Majkel222 pisze:Większej głupoty dawno nie słyszałem. To teraz zobacz - produkujesz 100 telewizorów które wypuszczasz na rynek i zakładasz ze 100% się sprzeda. Po pewnym czasie wpadłeś na super genialny pomysł żeby 70% oddać za darmo ale dzięki temu Twoje telewizory umocnią się na rynku i będą miały reklamę. Gdy sprzedaż już wszystkie telewizory okaże się że dzięki dobrej reklamie sprzedałeś 100% ale z 30% masz zysk, co nawet nie pokryje się z koszten produkcji. Identycznie jest z grami i Twoją teorią
Twórcy gier nie oddają za DARMO swoich produktów więc ten przykład jest merytorycznie zły.
Samo piractwo może przynieść zysk autorowi produktu. Wystarczy, że ktoś załatwi piracką grę, znajomi się zainteresują i jeżeli będzie im na niej zależało to kupią oryginał. Normalnie w ogóle by owej gry nie kupili (word of mouth). Nie musimy zresztą zagłębiać się aż tak bardzo, darmowe próbki tak samo jak i pirackie gry są sposobami kreacji marki przy czym ten drugi sposób jest niezamierzony i nielegalny (duch prawa nie idzie w parze z optymalizacją wymiernego zysku przez przedsiębiorstwa, dlatego to co jest nielegalne nie oznacza, że jest niedochodowe).
"Możecie mi zabrać wszystkie grunty, fabryki i maszyny, ale zostawcie markę."
Nie zapominaj, że pieniądz został rozpowszechniony właśnie za sprawą quasi-pirackiej praktyki: złotnicy (gold-smith) przyjmowali depozyty i wydawali kwity, które były pierwszymi banknotami. Po tym jak przestały być imienne rozpoczęto druk bez pokrycia, który początkowo był uważany za piractwo, a potem... cóż, dzięki nim nastąpił gwałtowny rozwój gospodarczy.
Haichi pisze:Miało nie być offtopu >>" ...
jeżeli jest merytoryczny to czemu miałoby go nie być? żeby kolejny topic umarł?
Haichi pisze:Tak to właśnie jest jak ludzie czytają co drugie słowo i rozumieją to co chcą zrozumieć. To, że SquareEnix mogłoby z łatwością zrobić wersję na PC nie oznacza, że tak właśnie będzie. Jak dla mnie to afera o nic ...
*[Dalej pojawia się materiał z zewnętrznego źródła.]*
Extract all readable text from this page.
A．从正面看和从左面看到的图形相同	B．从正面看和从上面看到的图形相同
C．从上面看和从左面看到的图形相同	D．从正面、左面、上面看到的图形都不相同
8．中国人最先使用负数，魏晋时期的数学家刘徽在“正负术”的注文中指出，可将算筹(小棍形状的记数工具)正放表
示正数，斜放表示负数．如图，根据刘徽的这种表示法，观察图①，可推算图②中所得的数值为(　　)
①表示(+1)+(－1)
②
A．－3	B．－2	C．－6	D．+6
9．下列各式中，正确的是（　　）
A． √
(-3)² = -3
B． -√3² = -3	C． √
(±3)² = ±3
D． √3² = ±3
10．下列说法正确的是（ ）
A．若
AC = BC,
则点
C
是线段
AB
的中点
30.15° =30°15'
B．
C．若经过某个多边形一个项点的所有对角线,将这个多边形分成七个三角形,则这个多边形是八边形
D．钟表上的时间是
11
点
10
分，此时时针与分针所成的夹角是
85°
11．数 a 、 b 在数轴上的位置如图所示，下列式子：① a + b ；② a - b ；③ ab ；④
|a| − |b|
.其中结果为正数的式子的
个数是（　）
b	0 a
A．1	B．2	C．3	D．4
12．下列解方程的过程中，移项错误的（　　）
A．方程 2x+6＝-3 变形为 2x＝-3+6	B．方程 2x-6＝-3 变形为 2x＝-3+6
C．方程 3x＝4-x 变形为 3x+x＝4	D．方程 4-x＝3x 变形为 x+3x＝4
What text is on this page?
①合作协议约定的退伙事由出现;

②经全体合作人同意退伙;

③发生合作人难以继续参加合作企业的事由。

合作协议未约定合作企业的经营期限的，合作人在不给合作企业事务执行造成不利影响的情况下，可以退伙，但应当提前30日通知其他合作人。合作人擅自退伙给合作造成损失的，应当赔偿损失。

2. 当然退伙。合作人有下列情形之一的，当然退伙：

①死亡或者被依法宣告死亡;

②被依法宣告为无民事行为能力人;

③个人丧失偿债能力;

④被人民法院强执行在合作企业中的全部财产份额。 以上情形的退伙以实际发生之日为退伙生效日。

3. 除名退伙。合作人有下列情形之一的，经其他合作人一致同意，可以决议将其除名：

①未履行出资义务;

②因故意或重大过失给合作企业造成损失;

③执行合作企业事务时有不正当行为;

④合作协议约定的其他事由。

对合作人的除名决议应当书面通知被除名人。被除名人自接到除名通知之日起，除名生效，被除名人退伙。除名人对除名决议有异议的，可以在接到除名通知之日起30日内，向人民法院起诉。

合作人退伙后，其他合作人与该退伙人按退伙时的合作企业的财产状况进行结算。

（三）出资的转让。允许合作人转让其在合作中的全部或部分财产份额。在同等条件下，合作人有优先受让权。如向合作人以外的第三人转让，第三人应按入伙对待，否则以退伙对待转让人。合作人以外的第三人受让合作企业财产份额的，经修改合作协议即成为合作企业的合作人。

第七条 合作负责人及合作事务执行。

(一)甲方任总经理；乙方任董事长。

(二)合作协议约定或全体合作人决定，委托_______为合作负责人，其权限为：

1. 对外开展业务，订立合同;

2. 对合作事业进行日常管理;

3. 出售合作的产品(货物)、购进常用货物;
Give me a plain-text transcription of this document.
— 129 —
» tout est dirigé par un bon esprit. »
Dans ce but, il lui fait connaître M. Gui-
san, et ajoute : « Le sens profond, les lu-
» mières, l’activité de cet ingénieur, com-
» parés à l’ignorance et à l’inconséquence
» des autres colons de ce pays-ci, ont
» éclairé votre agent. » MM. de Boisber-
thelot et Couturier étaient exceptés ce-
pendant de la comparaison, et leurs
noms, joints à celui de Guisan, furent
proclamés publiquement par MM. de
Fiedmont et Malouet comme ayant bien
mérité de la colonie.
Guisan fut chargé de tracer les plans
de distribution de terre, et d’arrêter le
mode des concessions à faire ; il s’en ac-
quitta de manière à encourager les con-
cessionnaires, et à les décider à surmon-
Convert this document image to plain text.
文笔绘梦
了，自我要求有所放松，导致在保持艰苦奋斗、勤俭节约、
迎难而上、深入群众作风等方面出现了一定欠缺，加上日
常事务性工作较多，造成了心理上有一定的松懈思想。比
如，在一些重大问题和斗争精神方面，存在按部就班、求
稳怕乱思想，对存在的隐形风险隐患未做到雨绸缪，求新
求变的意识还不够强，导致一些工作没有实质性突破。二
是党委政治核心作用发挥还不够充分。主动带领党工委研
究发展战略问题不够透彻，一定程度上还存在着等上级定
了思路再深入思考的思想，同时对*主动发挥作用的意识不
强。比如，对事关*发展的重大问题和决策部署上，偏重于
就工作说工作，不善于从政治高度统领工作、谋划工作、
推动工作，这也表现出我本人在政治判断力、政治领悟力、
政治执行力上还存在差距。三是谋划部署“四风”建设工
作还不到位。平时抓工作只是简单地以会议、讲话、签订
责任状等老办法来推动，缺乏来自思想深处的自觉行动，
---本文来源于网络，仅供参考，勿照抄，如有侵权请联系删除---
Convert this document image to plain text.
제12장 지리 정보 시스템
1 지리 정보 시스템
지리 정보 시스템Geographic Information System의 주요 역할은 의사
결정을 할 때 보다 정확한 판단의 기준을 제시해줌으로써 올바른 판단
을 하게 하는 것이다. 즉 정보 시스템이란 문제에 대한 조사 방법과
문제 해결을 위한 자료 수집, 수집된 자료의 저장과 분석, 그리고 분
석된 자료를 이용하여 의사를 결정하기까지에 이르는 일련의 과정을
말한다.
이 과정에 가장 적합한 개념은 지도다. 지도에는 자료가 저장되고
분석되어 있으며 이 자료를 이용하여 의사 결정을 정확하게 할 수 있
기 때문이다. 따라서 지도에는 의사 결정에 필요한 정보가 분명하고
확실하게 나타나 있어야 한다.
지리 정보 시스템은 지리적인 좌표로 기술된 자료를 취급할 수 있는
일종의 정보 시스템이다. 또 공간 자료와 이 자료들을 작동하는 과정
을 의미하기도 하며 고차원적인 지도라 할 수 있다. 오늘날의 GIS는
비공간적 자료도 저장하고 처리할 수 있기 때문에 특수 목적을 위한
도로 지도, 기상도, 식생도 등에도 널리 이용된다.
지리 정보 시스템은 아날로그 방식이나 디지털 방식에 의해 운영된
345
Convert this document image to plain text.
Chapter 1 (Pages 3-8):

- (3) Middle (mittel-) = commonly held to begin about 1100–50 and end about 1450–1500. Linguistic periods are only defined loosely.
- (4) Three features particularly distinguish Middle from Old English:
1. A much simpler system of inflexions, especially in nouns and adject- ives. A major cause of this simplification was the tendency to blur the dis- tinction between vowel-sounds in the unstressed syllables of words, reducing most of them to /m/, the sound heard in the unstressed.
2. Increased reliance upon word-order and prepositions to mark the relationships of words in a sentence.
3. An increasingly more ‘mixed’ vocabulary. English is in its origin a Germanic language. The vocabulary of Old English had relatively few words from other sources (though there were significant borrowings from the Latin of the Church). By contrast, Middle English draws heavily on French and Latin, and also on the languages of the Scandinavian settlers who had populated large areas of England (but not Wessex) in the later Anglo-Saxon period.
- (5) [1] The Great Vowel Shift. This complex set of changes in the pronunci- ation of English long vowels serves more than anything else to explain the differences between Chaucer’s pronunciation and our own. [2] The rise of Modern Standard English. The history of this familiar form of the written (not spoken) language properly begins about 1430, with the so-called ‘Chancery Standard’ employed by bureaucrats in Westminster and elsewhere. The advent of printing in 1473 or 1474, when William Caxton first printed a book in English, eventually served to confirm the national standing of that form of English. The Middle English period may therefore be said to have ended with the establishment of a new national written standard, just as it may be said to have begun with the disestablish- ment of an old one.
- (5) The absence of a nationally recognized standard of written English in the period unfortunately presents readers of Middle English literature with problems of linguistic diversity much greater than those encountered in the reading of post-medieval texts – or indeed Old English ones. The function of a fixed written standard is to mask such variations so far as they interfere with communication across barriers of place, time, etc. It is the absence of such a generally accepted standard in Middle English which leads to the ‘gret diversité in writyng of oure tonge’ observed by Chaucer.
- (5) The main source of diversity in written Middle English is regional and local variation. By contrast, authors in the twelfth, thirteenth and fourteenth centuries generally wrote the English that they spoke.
dokładnie, w innym topicu był link i ów wiadomość brzmiała tak, że mogą ale nie muszą tego robić, a przecież robi się gry na kompach a nie na konsolach, anyway nie widziałem orginalnego źródła tej informacji, toteż może to tłumacz popełnił jakąś gafę >.<
Ja swoją przygodę z FF na dobre zacząłem z FF8 PC, toteż nie widzę nic zdrożnego w finalu na kompa :D Niemniej jednak fakt, że musiałbym zupgradować kompa dla jednego finala mnie nie rajcuje. Dlaczego? Bo jestem gizmo-geek i lubię elektroniczne gadżety.